The matter of having a reflective surface in the foreground is really the idea that reflection of lights within a foreground surface should artfully double or duplicate the subject photographed doubling the number, size and shape of the Christmas lights. As I thought this through the hood of a vehicle was my first conceptualization of this technique; but, Kyle Thomas www.kylewith.com has demonstrated that the side of a vehicle can be used artfully to bounce or reflect different subjects … the side of a clean, glossy vehicle should serve to reflect among other things … Christmas lights. The snow does reflect light, but it does so more in an atmospheric glow of the dominant colour among the Christmas lights.
I did use a tripod to steady my 60D. But, using the tripod is forcing me to think through composition because manoeuvrability of the camera on top of a tripod has some limitations; usually I see and understand the composition as I move toward it and find it. The movement of the camera to the best composition on top of a tripod is more mechanistic and I suppose I have not only to think through the lens but through the tripod structure and its movement, as well. I’ve been using the live view display with the pistol grip to position the camera in terms of composition; then I’ve been using manual focus with the plus ( + ) settings within live view to focus accurately upon the subject.
Tonight, I worked with an ISO of 100 and f-stops between 8 and 11. The duration of the exposures is anywhere from 8 seconds to 30 seconds. I did shoot once every minute or so and can track the sky’s darkening through the pictures. I took fifteen shots tonight, three of which I include here.

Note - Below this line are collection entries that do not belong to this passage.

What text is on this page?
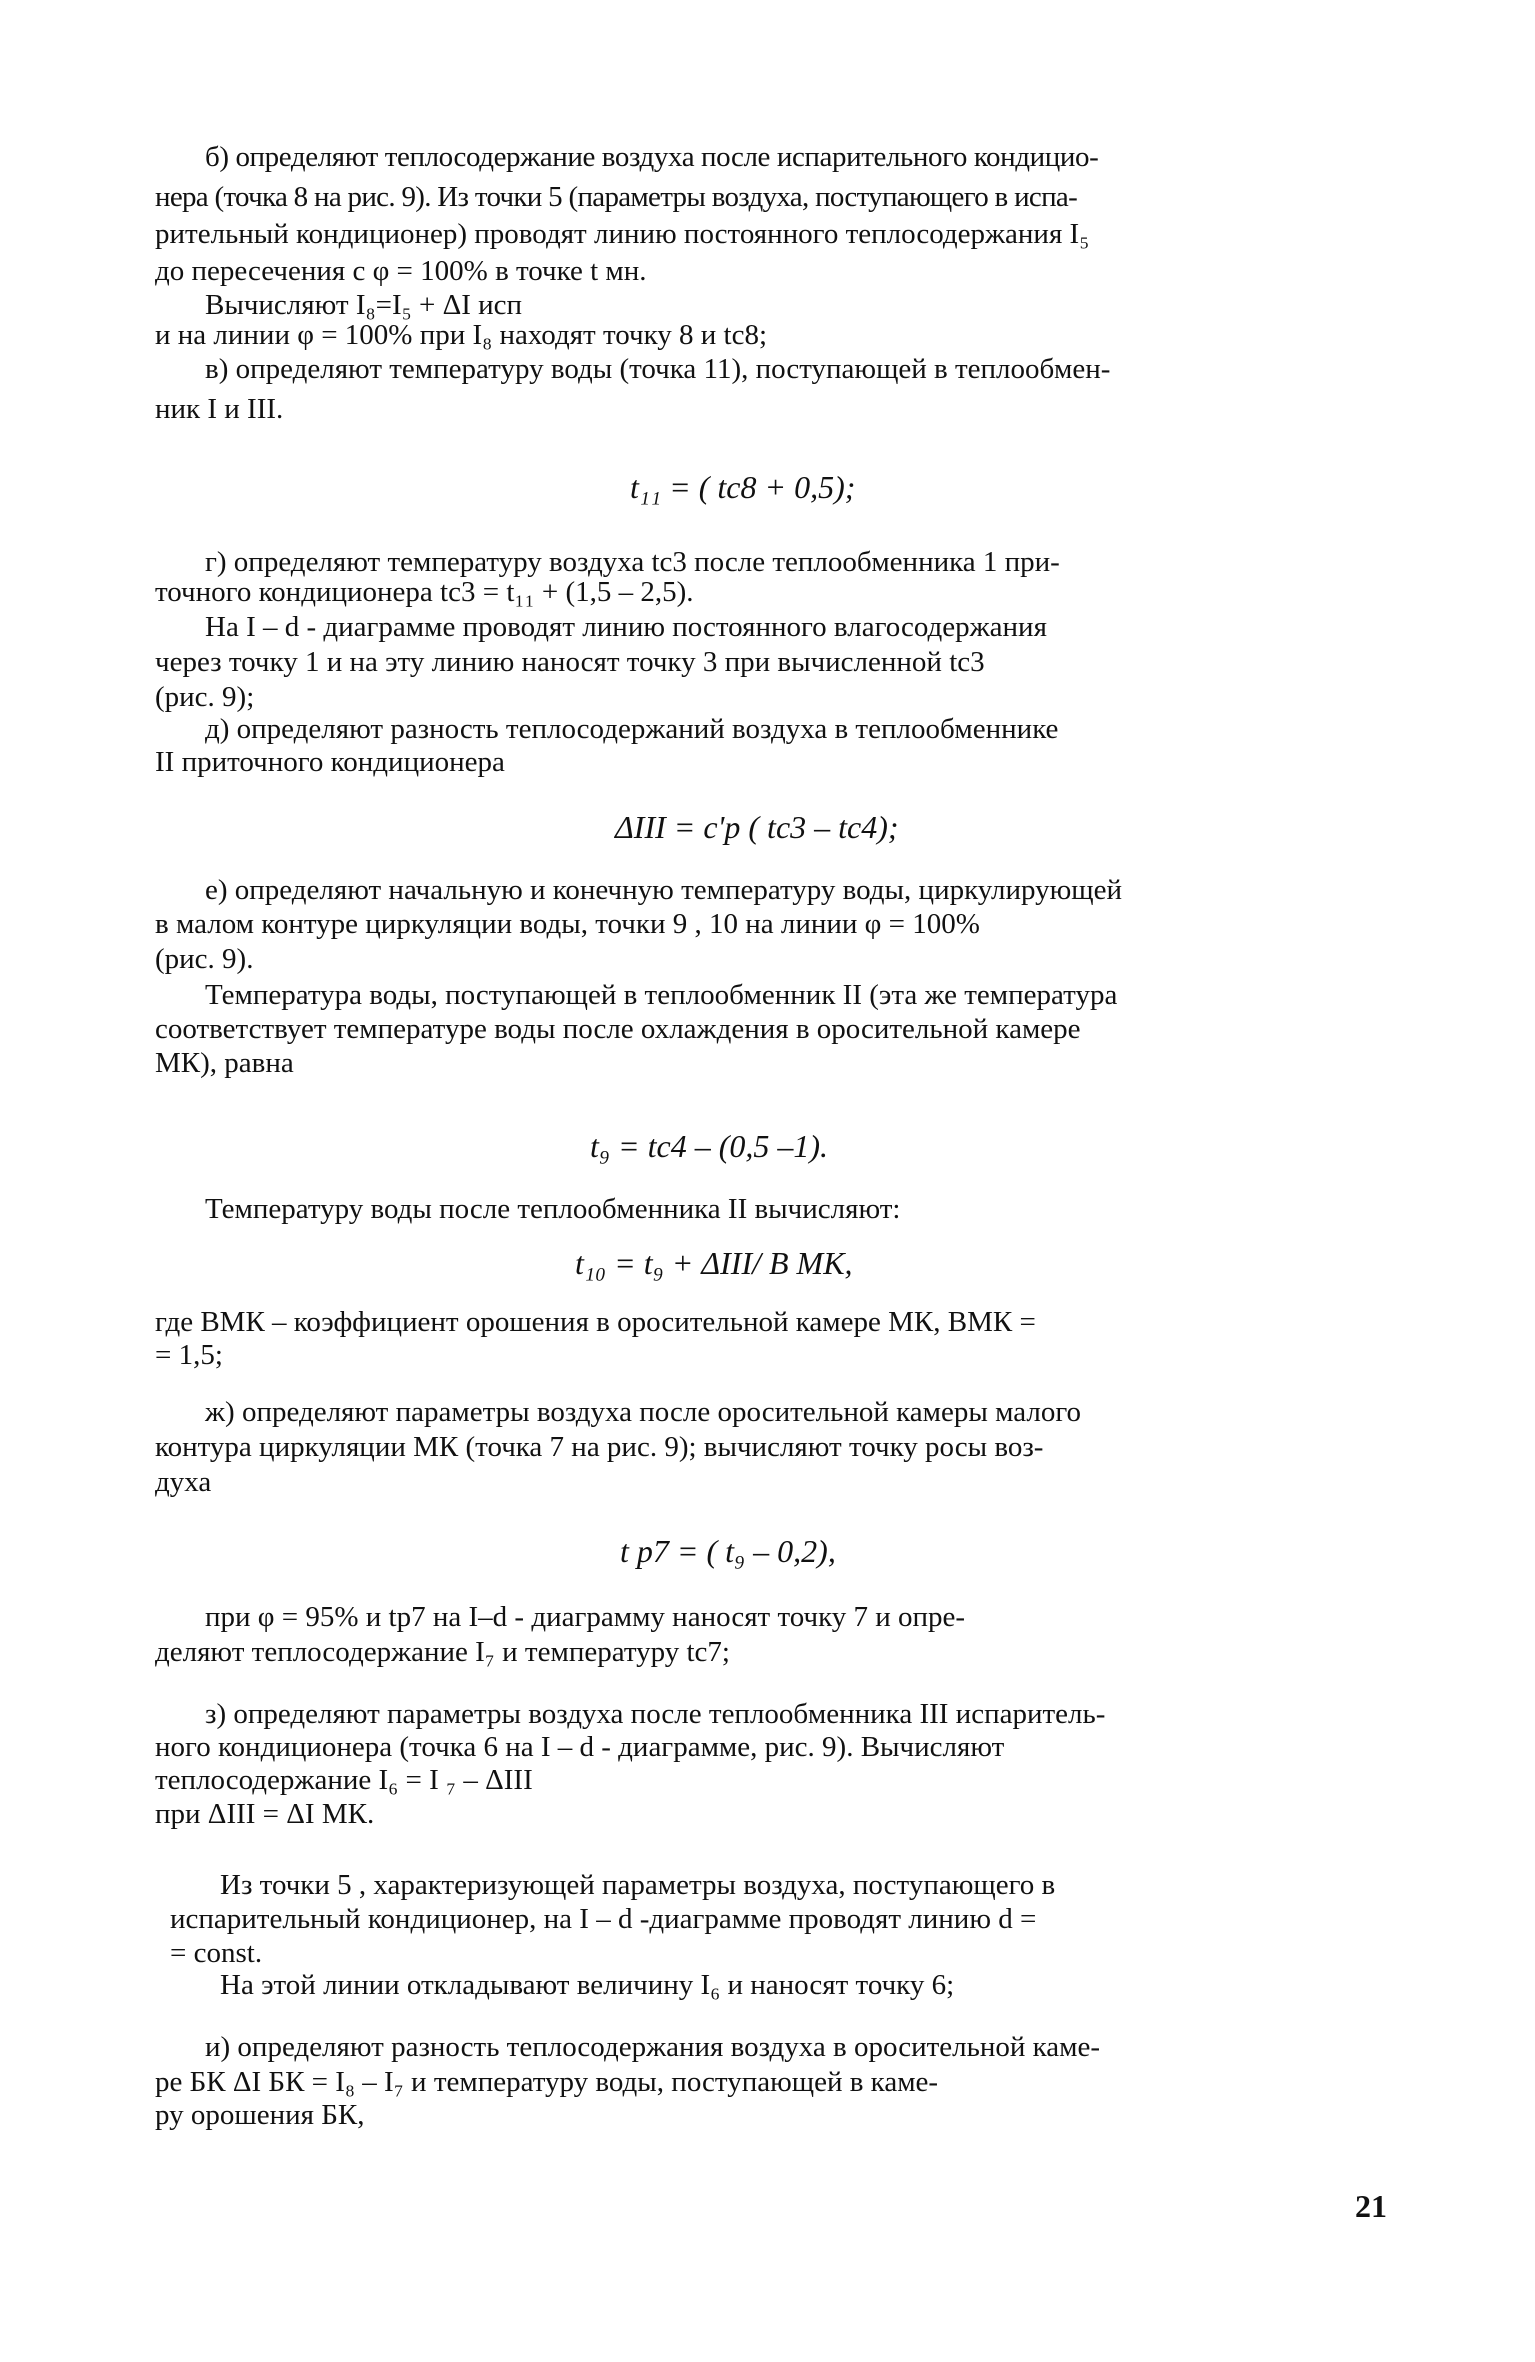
б) определяют теплосодержание воздуха после испарительного кондицио-
нера (точка 8 на рис. 9). Из точки 5 (параметры воздуха, поступающего в испа-
рительный кондиционер) проводят линию постоянного теплосодержания I₅
до пересечения с φ = 100% в точке t мн.
Вычисляют I₈=I₅ + ΔI исп
и на линии φ = 100% при I₈ находят точку 8 и tс8;
в) определяют температуру воды (точка 11), поступающей в теплообмен-
ник I и III.
t₁₁ = ( tс8 + 0,5);
г) определяют температуру воздуха tс3 после теплообменника 1 при-
точного кондиционера tс3 = t₁₁ + (1,5 – 2,5).
На I – d - диаграмме проводят линию постоянного влагосодержания
через точку 1 и на эту линию наносят точку 3 при вычисленной tс3
(рис. 9);
д) определяют разность теплосодержаний воздуха в теплообменнике
II приточного кондиционера
ΔIII = c'p ( tс3 – tс4);
е) определяют начальную и конечную температуру воды, циркулирующей
в малом контуре циркуляции воды, точки 9 , 10 на линии φ = 100%
(рис. 9).
Температура воды, поступающей в теплообменник II (эта же температура
соответствует температуре воды после охлаждения в оросительной камере
МК), равна
t₉ = tс4 – (0,5 –1).
Температуру воды после теплообменника II вычисляют:
t₁₀ = t₉ + ΔIII/ B МК,
где BМК – коэффициент орошения в оросительной камере МК, BМК =
= 1,5;
ж) определяют параметры воздуха после оросительной камеры малого
контура циркуляции МК (точка 7 на рис. 9); вычисляют точку росы воз-
духа
t р7 = ( t₉ – 0,2),
при φ = 95% и tр7 на I–d - диаграмму наносят точку 7 и опре-
деляют теплосодержание I₇ и температуру tс7;
з) определяют параметры воздуха после теплообменника III испаритель-
ного кондиционера (точка 6 на I – d - диаграмме, рис. 9). Вычисляют
теплосодержание I₆ = I ₇ – ΔIII
при ΔIII = ΔI МК.
Из точки 5 , характеризующей параметры воздуха, поступающего в
испарительный кондиционер, на I – d -диаграмме проводят линию d =
= const.
На этой линии откладывают величину I₆ и наносят точку 6;
и) определяют разность теплосодержания воздуха в оросительной каме-
ре БК ΔI БК = I₈ – I₇ и температуру воды, поступающей в каме-
ру орошения БК,
21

Point of Consideration – in these town shots the mix of Christmas lights and ambient light combines with street lights that light the roadway, the yard and the house. The effect of Christmas lights against ambient light should be more striking if street lights are excluded; I may need to find a farm in the vicinity that has used Christmas lights well and on their own, away from powerful farm lights.
Other thoughts – I am taking public shots of Christmas lights around town; watching someone photograph your home and its lights must be a bit awkward if it’s not happened before. Maybe I’ll present a photo of the sight to the homeowner as a positive, goodwill gesture.
The shot I like is the one with grey skies; my daughter and wife like the other two.